As schools open after months of lockdown following the outbreak of the COVID-19 pandemic, the Nigeria Academy of Education (NAE), has advised government to release adequate funds directly to schools to provide the needed care for students. The academy gave the advice in a statement jointly signed by its President, Elizabeth Eke, and Publicity Secretary, Owoicho Akpa, a copy of which was made available to newsmen on Sunday in Abuja. The institution also advised that the training of teachers and improvement of the learning environment should precede the resumption of classes.
The leadership of the academy appealed for public-private arrangements toward raising funds for the schools, stressing that supplementary school feeding was needed at the time of examinations.
According to the academy, COVID-19 has ushered in a new normal for all and there is need for adaptation of fresh mentality for both private and public schools to cope. It noted that since all the examinations would be taken in the next four months, the total number of students moving around and involved in different examinations would be huge and must be properly catered for.
“Parents have the final responsibility to decide whether their children return to school or not, although with all the examinations scheduled, the temptation to follow the tide may be very strong. “Those who decide to send their children should not be deterred from doing so over lack of funds. They should be enabled to follow through with their decision. “School authorities and managements should ensure that the guidelines are followed. “Orientation for teachers and students, no matter how brief, is essential. Students and teachers are expected to be tested.

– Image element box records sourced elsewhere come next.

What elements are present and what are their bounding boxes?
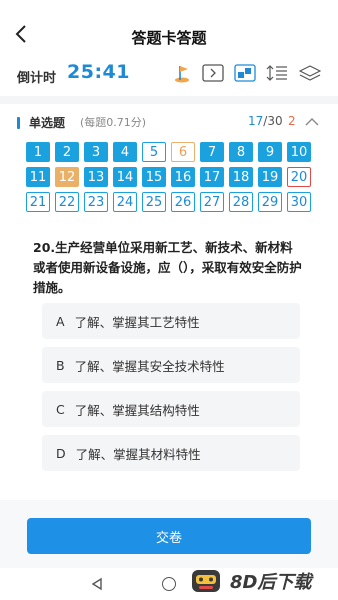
font-size-icon[interactable] <box>265 62 289 84</box>
timer-label: 倒计时 <box>17 71 57 86</box>
answer-card-cell[interactable]: 27 <box>200 192 224 212</box>
answer-card-cell[interactable]: 11 <box>26 167 50 187</box>
answer-card-cell[interactable]: 30 <box>287 192 311 212</box>
toolbar: 倒计时 25:41 <box>0 58 338 92</box>
answer-card-cell[interactable]: 26 <box>171 192 195 212</box>
answer-card-cell[interactable]: 14 <box>113 167 137 187</box>
answer-card-cell[interactable]: 4 <box>113 142 137 162</box>
answer-card-cell[interactable]: 28 <box>229 192 253 212</box>
answer-card-cell[interactable]: 23 <box>84 192 108 212</box>
option-letter: C <box>56 401 65 417</box>
nav-home-icon[interactable] <box>162 577 176 591</box>
answer-card-cell[interactable]: 13 <box>84 167 108 187</box>
top-bar: 答题卡答题 <box>0 0 338 58</box>
answer-card-cell[interactable]: 6 <box>171 142 195 162</box>
option-text: 了解、掌握其材料特性 <box>75 446 201 462</box>
option-letter: D <box>56 445 66 461</box>
answer-card-cell[interactable]: 18 <box>229 167 253 187</box>
option-d[interactable]: D 了解、掌握其材料特性 <box>42 435 300 471</box>
answer-card-cell[interactable]: 22 <box>55 192 79 212</box>
section-subtitle: (每题0.71分) <box>80 116 147 129</box>
answer-card-cell[interactable]: 12 <box>55 167 79 187</box>
option-text: 了解、掌握其工艺特性 <box>74 314 200 330</box>
divider <box>0 96 338 104</box>
answer-card-cell[interactable]: 10 <box>287 142 311 162</box>
progress-total: /30 <box>263 114 283 128</box>
answer-card-cell[interactable]: 8 <box>229 142 253 162</box>
option-c[interactable]: C 了解、掌握其结构特性 <box>42 391 300 427</box>
answer-card-cell[interactable]: 3 <box>84 142 108 162</box>
answer-card-cell[interactable]: 7 <box>200 142 224 162</box>
option-letter: B <box>56 357 65 373</box>
answer-card-cell[interactable]: 9 <box>258 142 282 162</box>
answer-card-cell[interactable]: 2 <box>55 142 79 162</box>
answer-card-cell[interactable]: 5 <box>142 142 166 162</box>
watermark-text: 8D后下载 <box>230 572 312 593</box>
submit-button[interactable]: 交卷 <box>27 518 311 554</box>
option-text: 了解、掌握其结构特性 <box>74 402 200 418</box>
answer-card-cell[interactable]: 15 <box>142 167 166 187</box>
wrong-count: 2 <box>288 114 296 128</box>
section-header: 单选题 (每题0.71分) 17/30 2 <box>0 108 338 136</box>
section-marker <box>17 117 20 129</box>
option-b[interactable]: B 了解、掌握其安全技术特性 <box>42 347 300 383</box>
answer-card-cell[interactable]: 1 <box>26 142 50 162</box>
question-text: 20.生产经营单位采用新工艺、新技术、新材料或者使用新设备设施，应（），采取有效… <box>33 240 302 295</box>
page-title: 答题卡答题 <box>131 28 207 47</box>
option-text: 了解、掌握其安全技术特性 <box>74 358 225 374</box>
back-arrow-icon[interactable] <box>10 22 34 46</box>
timer-value: 25:41 <box>67 61 130 83</box>
layers-icon[interactable] <box>298 62 322 84</box>
answer-card-cell[interactable]: 16 <box>171 167 195 187</box>
answer-card-cell[interactable]: 20 <box>287 167 311 187</box>
option-letter: A <box>56 313 65 329</box>
section-title: 单选题 <box>29 116 66 130</box>
collapse-chevron-icon[interactable] <box>304 116 320 128</box>
flag-icon[interactable] <box>170 62 194 84</box>
answer-card-cell[interactable]: 21 <box>26 192 50 212</box>
section-progress: 17/30 <box>248 114 283 128</box>
option-a[interactable]: A 了解、掌握其工艺特性 <box>42 303 300 339</box>
nav-back-icon[interactable] <box>90 577 104 591</box>
answer-card-cell[interactable]: 17 <box>200 167 224 187</box>
answer-card-cell[interactable]: 25 <box>142 192 166 212</box>
progress-current: 17 <box>248 114 264 128</box>
answer-card-grid: 1 2 3 4 5 6 7 8 9 10 11 12 13 14 15 16 17 18 19 20 21 22 23 24 2… <box>26 142 312 212</box>
answer-card-cell[interactable]: 19 <box>258 167 282 187</box>
answer-card-cell[interactable]: 29 <box>258 192 282 212</box>
answer-card-icon[interactable] <box>233 62 257 84</box>
answer-card-cell[interactable]: 24 <box>113 192 137 212</box>
play-icon[interactable] <box>201 62 225 84</box>
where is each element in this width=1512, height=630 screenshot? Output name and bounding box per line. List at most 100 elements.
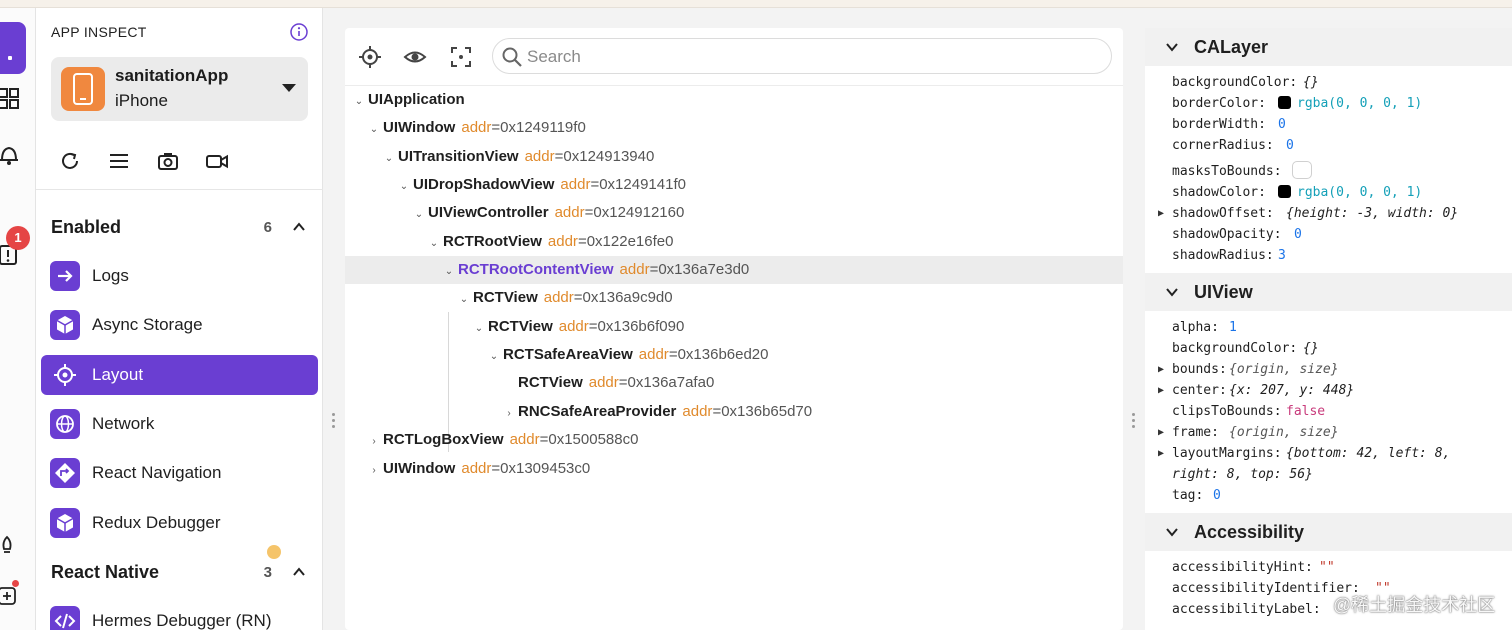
device-selector[interactable]: sanitationApp iPhone xyxy=(51,57,308,121)
node-name: RNCSafeAreaProvider xyxy=(518,403,677,420)
section-header-calayer[interactable]: CALayer xyxy=(1145,28,1512,66)
prop-row[interactable]: ▶ bounds: {origin, size} xyxy=(1145,359,1512,380)
search-box[interactable] xyxy=(492,38,1112,74)
target-icon[interactable] xyxy=(358,45,382,69)
plugin-item-layout[interactable]: Layout xyxy=(41,355,318,395)
plugin-label: Redux Debugger xyxy=(92,513,221,532)
prop-row: shadowRadius: 3 xyxy=(1172,248,1286,263)
tree-row[interactable]: ⌄ RCTView addr=0x136a9c9d0 xyxy=(345,284,1123,312)
sidebar-title: APP INSPECT xyxy=(51,24,147,40)
node-name: UITransitionView xyxy=(398,148,519,165)
color-swatch[interactable] xyxy=(1278,185,1291,198)
prop-row[interactable]: ▶ layoutMargins: {bottom: 42, left: 8, xyxy=(1145,443,1512,464)
camera-icon[interactable] xyxy=(156,149,180,173)
chevron-down-icon[interactable]: ⌄ xyxy=(458,286,470,314)
search-input[interactable] xyxy=(527,45,1087,69)
plugin-item-async-storage[interactable]: Async Storage xyxy=(41,305,318,345)
prop-row: accessibilityHint: "" xyxy=(1172,560,1335,575)
chevron-down-icon[interactable]: ⌄ xyxy=(473,315,485,343)
prop-row: borderWidth: 0 xyxy=(1172,117,1286,132)
node-name: RCTRootContentView xyxy=(458,261,614,278)
tree-row[interactable]: ⌄ RCTSafeAreaView addr=0x136b6ed20 xyxy=(345,341,1123,369)
chevron-down-icon[interactable]: ⌄ xyxy=(428,230,440,258)
chevron-down-icon[interactable]: ⌄ xyxy=(413,201,425,229)
sidebar: APP INSPECT sanitationApp iPhone Enabled… xyxy=(36,8,323,630)
chevron-down-icon[interactable]: ⌄ xyxy=(398,173,410,201)
chevron-up-icon[interactable] xyxy=(292,220,306,234)
info-icon[interactable] xyxy=(290,23,308,41)
tree-row[interactable]: ⌄ RCTView addr=0x136b6f090 xyxy=(345,313,1123,341)
node-name: RCTSafeAreaView xyxy=(503,346,633,363)
section-title: Accessibility xyxy=(1194,522,1305,542)
prop-row: clipsToBounds: false xyxy=(1172,404,1326,419)
plugin-label: Layout xyxy=(92,365,144,384)
attribute-inspector: CALayer backgroundColor:{} borderColor: r… xyxy=(1145,28,1512,630)
chevron-down-icon[interactable]: ⌄ xyxy=(443,258,455,286)
tree-row[interactable]: › RNCSafeAreaProvider addr=0x136b65d70 xyxy=(345,398,1123,426)
section-title: CALayer xyxy=(1194,37,1269,57)
triangle-right-icon: ▶ xyxy=(1158,385,1165,396)
plugin-item-hermes-debugger[interactable]: Hermes Debugger (RN) xyxy=(41,601,318,630)
prop-row: shadowOpacity: 0 xyxy=(1172,227,1302,242)
layout-toolbar xyxy=(345,28,1123,86)
node-name: RCTRootView xyxy=(443,233,542,250)
eye-icon[interactable] xyxy=(403,45,427,69)
prop-row[interactable]: ▶ center: {x: 207, y: 448} xyxy=(1145,380,1512,401)
arrow-right-icon xyxy=(50,261,80,291)
notification-badge: 1 xyxy=(6,226,30,250)
section-enabled[interactable]: Enabled 6 xyxy=(51,217,308,239)
section-title: UIView xyxy=(1194,282,1253,302)
chevron-down-icon[interactable]: ⌄ xyxy=(488,343,500,371)
checkbox[interactable] xyxy=(1292,161,1312,179)
chevron-up-icon[interactable] xyxy=(292,565,306,579)
prop-row[interactable]: ▶ shadowOffset: {height: -3, width: 0} xyxy=(1145,203,1512,224)
section-react-native[interactable]: React Native 3 xyxy=(51,562,308,584)
plugin-label: React Navigation xyxy=(92,463,222,482)
chevron-right-icon[interactable]: › xyxy=(368,457,380,485)
menu-icon[interactable] xyxy=(107,149,131,173)
rocket-icon[interactable] xyxy=(0,534,20,556)
section-header-accessibility[interactable]: Accessibility xyxy=(1145,513,1512,551)
tree-row[interactable]: RCTView addr=0x136a7afa0 xyxy=(345,369,1123,397)
tree-row[interactable]: ⌄ UIViewController addr=0x124912160 xyxy=(345,199,1123,227)
chevron-right-icon[interactable]: › xyxy=(368,428,380,456)
expand-icon[interactable] xyxy=(449,45,473,69)
plugin-item-react-navigation[interactable]: React Navigation xyxy=(41,453,318,493)
prop-row: shadowColor: rgba(0, 0, 0, 1) xyxy=(1172,185,1423,200)
plugin-item-network[interactable]: Network xyxy=(41,404,318,444)
chevron-down-icon[interactable] xyxy=(1165,285,1179,299)
prop-row: backgroundColor:{} xyxy=(1172,75,1319,90)
app-tile-icon[interactable] xyxy=(0,22,26,74)
phone-icon xyxy=(61,67,105,111)
tree-row[interactable]: ⌄ RCTRootView addr=0x122e16fe0 xyxy=(345,228,1123,256)
update-dot xyxy=(12,580,19,587)
chevron-down-icon[interactable]: ⌄ xyxy=(383,145,395,173)
plugin-label: Hermes Debugger (RN) xyxy=(92,611,272,630)
diamond-arrow-icon xyxy=(50,458,80,488)
plugin-item-redux-debugger[interactable]: Redux Debugger xyxy=(41,503,318,543)
chevron-down-icon[interactable]: ⌄ xyxy=(353,88,365,116)
chevron-down-icon[interactable] xyxy=(1165,40,1179,54)
tree-row-selected[interactable]: ⌄ RCTRootContentView addr=0x136a7e3d0 xyxy=(345,256,1123,284)
prop-row[interactable]: ▶ frame: {origin, size} xyxy=(1145,422,1512,443)
resize-handle[interactable] xyxy=(332,413,336,433)
tree-row[interactable]: ⌄ UIApplication xyxy=(345,86,1123,114)
video-camera-icon[interactable] xyxy=(205,149,229,173)
color-swatch[interactable] xyxy=(1278,96,1291,109)
plugin-add-icon[interactable] xyxy=(0,584,20,606)
section-header-uiview[interactable]: UIView xyxy=(1145,273,1512,311)
resize-handle[interactable] xyxy=(1132,413,1136,433)
tree-row[interactable]: › RCTLogBoxView addr=0x1500588c0 xyxy=(345,426,1123,454)
chevron-down-icon[interactable] xyxy=(1165,525,1179,539)
plugin-item-logs[interactable]: Logs xyxy=(41,256,318,296)
chevron-down-icon[interactable]: ⌄ xyxy=(368,116,380,144)
tree-row[interactable]: ⌄ UITransitionView addr=0x124913940 xyxy=(345,143,1123,171)
tree-row[interactable]: ⌄ UIDropShadowView addr=0x1249141f0 xyxy=(345,171,1123,199)
chevron-right-icon[interactable]: › xyxy=(503,400,515,428)
bell-icon[interactable] xyxy=(0,144,20,166)
refresh-icon[interactable] xyxy=(58,149,82,173)
tree-row[interactable]: ⌄ UIWindow addr=0x1249119f0 xyxy=(345,114,1123,142)
tree-row[interactable]: › UIWindow addr=0x1309453c0 xyxy=(345,455,1123,483)
layout-tree-panel: ⌄UIApplication ⌄UIWindowaddr=0x1249119f0… xyxy=(345,28,1123,630)
grid-icon[interactable] xyxy=(0,88,20,110)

“The schools should be fumigated, social distancing must be observed, especially in the examination arrangements, masks should be made available, with sanitisers, running water and soap provided. “For schools without pipe borne water in the rural areas, tanks ought to be provided. Verification checks and continuous monitoring are necessary, both through self-assessment and with external inspectors. “Schools in areas that are physically insecure, should be provided with armed security.”
The academy disclosed that it would host three webinars from August, to discuss comprehensive strategies for dealing with short and long term effects of the Coronavirus. The academy appreciated government’s decision which saved the country the embarrassment of an open fractionalisation of the Nigerian front as some states exercised their concurrency rights in education and decided to send in their students for the WAEC examinations. “Opinions are sharply divided as to whether or not the resumption should take place.
“As on the global scene, arguments hinged on balancing the health implications arising from the continuously spreading Covid-19 pandemic, especially in the face of inadequate response strategies and shortcomings in testing, against the need to make progress in education and reopen the economy. “The fear is that the resumption may exacerbate the situation and lead to higher casualty. “Some have even expressed fears about the heightened level of insecurity, the inadequacy of preparation for the examinations and shared concerns about mass failure with attendant consequences.
“We, in the NAE, do not wish away the profound arguments, but we have the professional responsibility to accept the resumption and advise on how best to circumvent a worsening situation. “As a people, we must also ensure that this decision turns out to be beneficial to Nigeria and does not lead to regrets. “We note that schools’ resumption in other climes, like the United States, worsened the spread of the virus. Out of those experiences, precautionary measures have been learnt.”